National Homeownership Month Local Lending

Reflecting on the Past and Looking to the Future with National Homeownership Month

What is National Homeownership Month?

June is National Homeownership Month, a time to celebrate the benefits that homeownership brings to families, neighborhoods, and communities across America.

But this year, it looks significantly different than we all could have imagined.

For many Americans, homeownership is at risk – homeowners who have lost their jobs due to COVID-19 may find themselves needing to go onto a forbearance plan, while renters who had hoped to enter the housing market are suddenly shut out by tightened (yet temporary) credit restrictions and stay-at-home orders.

Still, Americans generally agree that owning a home is one of the best vehicles for building wealth. In 2019, home prices continued to rise, resulting in a national 4% YoY growth in home prices from Dec 2018 to Dec 2019. While the novel coronavirus has presented many issues for the American economy, we’ve continued to witness record-breaking volumes of refinances, and lately we’ve seen purchase volume begin to pick up.

National Homeownership Month has gone through many iterations to get to where it is today, starting as a week-long celebration in the 1920s created by local real estate associations to a month-long celebration initiative created by HUD. Today, the mortgage industry continues the message of helping people realize the dream of responsible homeownership.

Homeownership in the U.S.

There continues to be a noticeable shift from renting to homeownership, especially among younger buyers. Although we believe this trend began in 2015, it started showing up in the official homeownership data.

According to Zillow, the average home value was $246,000 at the end of 2019, an increase of about 3.6%. Rising home prices leans into the idea that homeownership is still a top way for people to increase their wealth through home equity.

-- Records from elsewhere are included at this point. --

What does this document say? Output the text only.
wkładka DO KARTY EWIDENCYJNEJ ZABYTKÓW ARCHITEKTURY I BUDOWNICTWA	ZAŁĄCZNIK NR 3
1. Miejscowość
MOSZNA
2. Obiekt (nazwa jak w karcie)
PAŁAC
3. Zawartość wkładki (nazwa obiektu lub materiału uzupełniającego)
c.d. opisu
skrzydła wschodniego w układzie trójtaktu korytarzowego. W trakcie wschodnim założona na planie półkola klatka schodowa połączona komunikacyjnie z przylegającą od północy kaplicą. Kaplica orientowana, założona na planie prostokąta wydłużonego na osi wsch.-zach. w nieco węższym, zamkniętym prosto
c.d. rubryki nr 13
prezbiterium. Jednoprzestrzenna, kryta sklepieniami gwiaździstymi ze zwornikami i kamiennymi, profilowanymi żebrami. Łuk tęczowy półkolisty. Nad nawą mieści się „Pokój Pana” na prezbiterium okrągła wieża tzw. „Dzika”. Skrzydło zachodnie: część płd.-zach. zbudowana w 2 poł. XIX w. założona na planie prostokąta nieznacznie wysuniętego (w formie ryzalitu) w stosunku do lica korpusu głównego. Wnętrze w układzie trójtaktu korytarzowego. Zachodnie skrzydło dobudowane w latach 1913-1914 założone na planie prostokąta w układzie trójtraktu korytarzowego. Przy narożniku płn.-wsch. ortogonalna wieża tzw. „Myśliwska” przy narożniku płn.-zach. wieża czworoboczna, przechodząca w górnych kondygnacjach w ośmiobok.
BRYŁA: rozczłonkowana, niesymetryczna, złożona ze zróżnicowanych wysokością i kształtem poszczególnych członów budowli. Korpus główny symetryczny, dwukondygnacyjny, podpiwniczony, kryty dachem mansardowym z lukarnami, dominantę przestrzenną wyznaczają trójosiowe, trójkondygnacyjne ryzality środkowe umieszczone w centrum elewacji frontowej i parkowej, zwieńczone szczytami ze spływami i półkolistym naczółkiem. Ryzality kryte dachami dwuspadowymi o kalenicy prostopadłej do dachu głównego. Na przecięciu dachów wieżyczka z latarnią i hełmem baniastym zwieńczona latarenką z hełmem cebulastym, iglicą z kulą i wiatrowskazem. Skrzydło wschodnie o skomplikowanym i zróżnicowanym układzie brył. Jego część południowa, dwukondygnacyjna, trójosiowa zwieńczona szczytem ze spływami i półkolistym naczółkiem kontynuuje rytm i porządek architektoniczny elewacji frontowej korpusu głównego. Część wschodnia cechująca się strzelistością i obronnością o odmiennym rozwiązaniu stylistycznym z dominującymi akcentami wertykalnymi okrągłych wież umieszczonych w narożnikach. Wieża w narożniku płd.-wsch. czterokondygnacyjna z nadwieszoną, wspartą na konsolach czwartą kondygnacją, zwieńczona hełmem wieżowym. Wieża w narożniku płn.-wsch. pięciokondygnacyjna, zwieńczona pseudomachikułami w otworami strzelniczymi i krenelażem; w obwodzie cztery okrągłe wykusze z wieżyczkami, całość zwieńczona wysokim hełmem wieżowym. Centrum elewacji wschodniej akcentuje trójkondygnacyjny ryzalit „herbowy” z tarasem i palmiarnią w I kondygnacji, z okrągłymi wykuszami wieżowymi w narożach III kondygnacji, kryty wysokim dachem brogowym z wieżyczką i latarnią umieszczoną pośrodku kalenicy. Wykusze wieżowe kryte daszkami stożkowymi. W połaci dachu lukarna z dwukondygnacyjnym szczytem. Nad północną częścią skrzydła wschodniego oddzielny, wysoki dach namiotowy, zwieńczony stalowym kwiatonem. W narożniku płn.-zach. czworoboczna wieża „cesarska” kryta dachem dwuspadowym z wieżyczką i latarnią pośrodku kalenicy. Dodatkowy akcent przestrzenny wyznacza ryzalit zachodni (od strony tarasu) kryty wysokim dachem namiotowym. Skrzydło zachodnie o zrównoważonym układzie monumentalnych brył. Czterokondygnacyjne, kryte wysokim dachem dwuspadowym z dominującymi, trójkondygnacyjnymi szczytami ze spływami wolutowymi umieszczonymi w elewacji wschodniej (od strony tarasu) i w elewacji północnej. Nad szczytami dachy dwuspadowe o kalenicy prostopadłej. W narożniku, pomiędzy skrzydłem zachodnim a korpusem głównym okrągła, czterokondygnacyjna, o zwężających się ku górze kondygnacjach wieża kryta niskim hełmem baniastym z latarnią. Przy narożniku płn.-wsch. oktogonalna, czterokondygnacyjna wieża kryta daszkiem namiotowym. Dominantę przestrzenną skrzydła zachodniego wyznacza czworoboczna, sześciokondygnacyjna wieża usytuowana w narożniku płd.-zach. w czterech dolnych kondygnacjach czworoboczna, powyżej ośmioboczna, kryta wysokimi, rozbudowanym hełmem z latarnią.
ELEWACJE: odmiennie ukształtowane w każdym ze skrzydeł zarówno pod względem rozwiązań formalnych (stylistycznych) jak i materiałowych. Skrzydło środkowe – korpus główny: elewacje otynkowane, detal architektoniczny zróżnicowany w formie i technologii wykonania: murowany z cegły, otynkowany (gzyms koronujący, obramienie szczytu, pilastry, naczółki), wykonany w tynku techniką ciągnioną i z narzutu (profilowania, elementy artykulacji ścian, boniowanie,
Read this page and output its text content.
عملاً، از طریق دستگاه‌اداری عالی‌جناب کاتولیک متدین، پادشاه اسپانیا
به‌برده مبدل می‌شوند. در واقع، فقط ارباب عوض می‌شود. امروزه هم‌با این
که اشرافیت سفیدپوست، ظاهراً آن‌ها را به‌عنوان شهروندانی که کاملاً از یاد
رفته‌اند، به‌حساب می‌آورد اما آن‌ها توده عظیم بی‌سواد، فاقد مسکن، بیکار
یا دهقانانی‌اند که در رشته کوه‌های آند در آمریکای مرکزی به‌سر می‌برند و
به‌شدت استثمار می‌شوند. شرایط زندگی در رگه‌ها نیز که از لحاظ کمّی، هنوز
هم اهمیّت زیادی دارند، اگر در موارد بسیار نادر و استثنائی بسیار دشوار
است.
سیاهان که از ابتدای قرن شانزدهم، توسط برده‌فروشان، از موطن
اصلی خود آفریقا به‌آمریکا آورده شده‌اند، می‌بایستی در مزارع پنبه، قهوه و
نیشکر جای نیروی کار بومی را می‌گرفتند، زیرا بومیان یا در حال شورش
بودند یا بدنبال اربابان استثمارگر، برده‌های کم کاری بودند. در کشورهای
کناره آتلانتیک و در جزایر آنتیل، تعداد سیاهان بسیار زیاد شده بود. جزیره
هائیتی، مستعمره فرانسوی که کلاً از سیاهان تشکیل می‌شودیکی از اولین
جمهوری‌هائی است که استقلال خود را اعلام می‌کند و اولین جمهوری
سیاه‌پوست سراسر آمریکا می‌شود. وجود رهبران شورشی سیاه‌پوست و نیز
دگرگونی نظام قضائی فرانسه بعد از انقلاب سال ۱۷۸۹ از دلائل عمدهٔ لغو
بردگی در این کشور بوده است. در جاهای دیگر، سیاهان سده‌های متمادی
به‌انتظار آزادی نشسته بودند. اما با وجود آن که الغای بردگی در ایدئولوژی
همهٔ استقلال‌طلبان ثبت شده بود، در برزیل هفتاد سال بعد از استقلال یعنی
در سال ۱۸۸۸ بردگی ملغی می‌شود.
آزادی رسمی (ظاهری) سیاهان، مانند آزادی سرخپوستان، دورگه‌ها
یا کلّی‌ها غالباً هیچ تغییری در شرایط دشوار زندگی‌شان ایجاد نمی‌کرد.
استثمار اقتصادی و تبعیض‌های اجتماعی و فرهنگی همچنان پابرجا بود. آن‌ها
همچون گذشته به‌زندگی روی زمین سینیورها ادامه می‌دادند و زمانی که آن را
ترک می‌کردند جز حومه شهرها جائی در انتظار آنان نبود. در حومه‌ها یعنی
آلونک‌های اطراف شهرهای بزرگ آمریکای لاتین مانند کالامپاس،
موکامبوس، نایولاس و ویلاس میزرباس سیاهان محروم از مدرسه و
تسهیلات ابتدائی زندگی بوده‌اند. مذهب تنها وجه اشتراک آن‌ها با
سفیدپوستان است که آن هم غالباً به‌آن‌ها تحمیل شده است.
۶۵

Navigating the Current Environment

In the past, we’ve discussed some hefty challenges facing first-time homebuyers such as low housing inventory, home prices outpacing wage increases, and large amounts of student debt when you consider the Millennial generation.

On top of these existing challenges, our country is now navigating through a pandemic that has forced people to stay at home, thereby discouraging prospective homebuyers from looking and prospective home sellers from listing. Servicers are also working double-time to help distressed borrowers into forbearance and workout plans so they can stay in their homes.

What Can We Do?

There are plenty of mortgage products that can help first-time homebuyers get into a home and start building equity in a long-term investment vehicle. These options include VA loans, HFA loans, FHA loans, and conventional loans with private mortgage insurance. While different loans make sense for different borrowers, conventional loans with private mortgage insurance have become more popular with first-time homebuyers, helping more first-time homebuyers in the past year than any other loan products.

The mortgage industry can’t influence larger market trends like inventory, but they can educate first-time homebuyers on their financing options. That means encouraging good savings habits, expanding knowledge of different types of loans, and showing the long-term payoff of owning a house.